The DNC and Podesta email disclosures are not outlier events that bear no relation to the leaks that came before them, and it’s important not to lose sight of those continuities. Parallel scrutiny, too, has not disappeared: as I write this article, lively debate is ongoing about the content and presentation of WikiLeaks’s #Vault7 release of CIA malware. Nevertheless, I do share some concerns about the environment for leaks in 2017.

A limitation of parallel scrutiny is that it requires some kind of common forum to operate properly. In that regard, the development of self-contained “distinctive and insular” media ecosystems that limit the opportunity for encountering a broad range of dissenting views is potentially problematic (Benkler et al. 2017). In addition, researchers have found respondents with high degrees of political knowledge and low levels of trust in established institutions to be especially prone to the kinds of motivated reasoning that are often labeled as conspiracy theories. The concerns that preoccupy Fish and Follis and Sauter are closely related to these dynamics (Miller et al. 2016; Nyhan 2017; Swift 2016).

Neither an appeal to authority—as Sauter suggests—nor Fish and Follis’s recommendation of publication strategies that align “time and scale” will be sufficient to resolve this situation. A central difficulty is that although some conspiracy theories might appear irrational, it does not follow that a diminished degree of trust in established institutions is also irrational. The emergence of insular and alienated information communities reflects a endemic political problem that is not restricted to the public sphere.
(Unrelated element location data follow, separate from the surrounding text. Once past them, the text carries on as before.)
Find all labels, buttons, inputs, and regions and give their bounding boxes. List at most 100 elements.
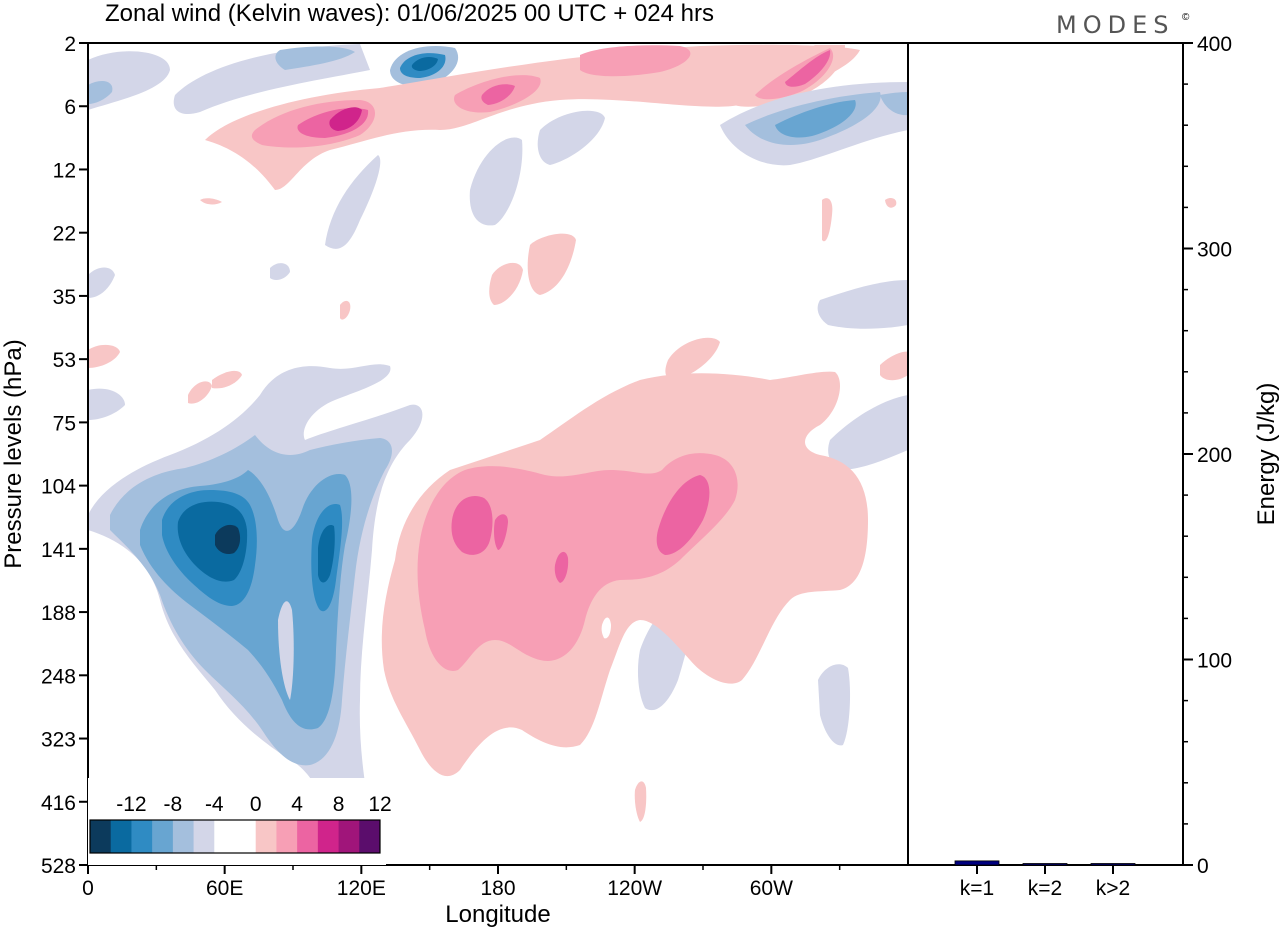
colorbar-label: -12 [116, 793, 146, 816]
bar-category-label: k=2 [1028, 877, 1062, 900]
energy-bar [1090, 863, 1136, 866]
bar-category-label: k>2 [1096, 877, 1130, 900]
logo-text: MODES [1056, 11, 1174, 39]
y-tick-label: 416 [41, 792, 76, 815]
energy-axis-label: Energy (J/kg) [1253, 383, 1280, 526]
energy-tick-label: 100 [1197, 650, 1232, 673]
upper-level-anomalies [88, 44, 908, 249]
neg-lower-blob2 [818, 664, 851, 746]
colorbar-swatch [172, 820, 195, 853]
x-tick-label: 60W [750, 877, 793, 900]
neg-level-6 [215, 524, 241, 555]
pos-level-3c [554, 551, 569, 583]
mid-positive-3 [822, 198, 833, 242]
colorbar-swatch [110, 820, 132, 853]
positive-region [200, 197, 897, 865]
colorbar-swatch [338, 820, 360, 853]
mid-negative-3 [270, 263, 290, 280]
longitude-axis: 0 60E 120E 180 120W 60W [82, 865, 841, 900]
colorbar-swatch [359, 820, 381, 853]
energy-bar [954, 860, 1000, 866]
upper-positive-core-inner [329, 107, 362, 131]
colorbar: -12 -8 -4 0 4 8 12 [88, 778, 392, 865]
mid-positive-2 [489, 262, 523, 305]
mid-positive-4 [665, 337, 720, 380]
energy-axis: 0 100 200 300 400 [1183, 33, 1232, 878]
x-tick-label: 0 [82, 877, 94, 900]
y-tick-label: 75 [53, 412, 76, 435]
pos-level-2 [417, 453, 738, 671]
logo-mark: © [1182, 12, 1190, 23]
mid-positive-5 [88, 344, 120, 368]
upper-negative-west-inner [88, 80, 113, 104]
negative-region [88, 364, 851, 865]
pressure-axis: 2 6 12 22 35 53 75 104 141 188 248 323 416 528 [41, 33, 88, 878]
y-tick-label: 53 [53, 349, 76, 372]
colorbar-frame [89, 819, 381, 854]
colorbar-swatch [152, 820, 174, 853]
upper-negative-east-core [775, 100, 856, 138]
y-tick-label: 35 [53, 286, 76, 309]
pos-upper-stray-1 [885, 197, 897, 208]
energy-bar [1022, 863, 1068, 866]
upper-positive-band-mid3 [580, 45, 691, 77]
colorbar-label: -4 [205, 793, 224, 816]
y-tick-label: 6 [64, 96, 76, 119]
colorbar-swatch [276, 820, 298, 853]
mid-positive-1 [527, 233, 576, 295]
y-tick-label: 104 [41, 476, 76, 499]
modes-logo: MODES © [1056, 11, 1190, 39]
mid-negative-1 [817, 280, 908, 329]
mid-negative-4 [828, 395, 908, 470]
upper-negative-core [411, 57, 438, 71]
y-tick-label: 2 [64, 33, 76, 56]
colorbar-label: 12 [368, 793, 391, 816]
energy-tick-label: 0 [1197, 855, 1209, 878]
negative-filament-1 [469, 137, 523, 226]
colorbar-swatch [131, 820, 153, 853]
colorbar-swatch [90, 820, 112, 853]
upper-positive-band [205, 44, 860, 190]
negative-filament-3 [325, 155, 381, 249]
bar-category-label: k=1 [960, 877, 994, 900]
colorbar-label: -8 [164, 793, 183, 816]
y-tick-label: 323 [41, 729, 76, 752]
colorbar-swatch [317, 820, 340, 853]
energy-tick-label: 300 [1197, 239, 1232, 262]
pos-level-3d [494, 514, 508, 550]
y-tick-label: 22 [53, 223, 76, 246]
y-tick-label: 141 [41, 539, 76, 562]
colorbar-swatch [193, 820, 215, 853]
x-tick-label: 120W [607, 877, 662, 900]
upper-negative-east-edge [880, 92, 908, 116]
neg-gap-white [278, 601, 294, 700]
negative-filament-2 [537, 110, 605, 165]
y-tick-label: 12 [53, 159, 76, 182]
upper-positive-core2 [481, 84, 515, 105]
colorbar-label: 4 [291, 793, 303, 816]
mid-positive-9 [880, 351, 908, 381]
energy-tick-label: 200 [1197, 444, 1232, 467]
upper-positive-east-core [785, 50, 831, 87]
neg-level-5 [177, 501, 248, 582]
mid-level-anomalies [88, 198, 908, 470]
pos-level-3 [451, 496, 493, 555]
colorbar-label: 8 [333, 793, 345, 816]
x-tick-label: 120E [337, 877, 386, 900]
neg-level-5b [318, 524, 335, 583]
energy-tick-label: 400 [1197, 33, 1232, 56]
mid-positive-8 [340, 300, 351, 320]
contour-field [88, 43, 908, 865]
y-tick-label: 528 [41, 855, 76, 878]
colorbar-swatch [235, 820, 257, 853]
pos-level-3b [656, 475, 710, 555]
pos-upper-stray-2 [200, 198, 222, 205]
mid-positive-7 [212, 370, 242, 389]
mid-negative-2 [88, 267, 115, 298]
mid-negative-5 [88, 388, 125, 420]
energy-bars: k=1 k=2 k>2 [954, 860, 1136, 900]
x-tick-label: 180 [480, 877, 515, 900]
x-tick-label: 60E [206, 877, 243, 900]
x-axis-label: Longitude [445, 901, 550, 928]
Leaks have become politically important because, at a time when trust in institutions is collapsing across the board, they represent a rare instance of elite power being dissipated in a way that has genuinely broadened participation and brought with it surprisingly large social benefits. Without the parallel scrutiny of journalists, experts, readers, and researchers, Cablegate would not have been the phenomenon it was: journalists alone would not have been able to generate anything like the same world-changing, emancipatory impact. The practice of journalism has changed as a result for the better (Benkler 2013).

It seems strange to have to assert that increasing access to knowledge is more likely to present benefits to society than not, but that appears to be the state of the debate in 2017. The shock of the Trump vote, and the Brexit vote, has produced an understandable hunger for explanation, accompanied by a crisis of intellectual confidence.

Journalistic practice is undergoing a period of radical upheaval in the digital age and leaks are a major part of the process whereby the formation of narratives has been opened up to wider scrutiny. Aspects of 2016’s agenda will inevitably give pause to those who closely followed the contours of Cablegate, but scholars of these trends must take care not to confuse cause and effect. The development of isolated information communities has not been caused by leaks, but it has made clearer some of the social and political problems that have been coming to a head since 2008. Not least of these is a widespread sense of institutional failure and corresponding alienation from conventional political narratives.

Leaks, particularly when accompanied by public access to source material, have provided some of the few instances where that divide has been successfully negotiated. Those who misidentify leaks as the problem therefore run the risk of embracing deeply anti-democratic norms. Without a reality check, this could become self-perpetuating.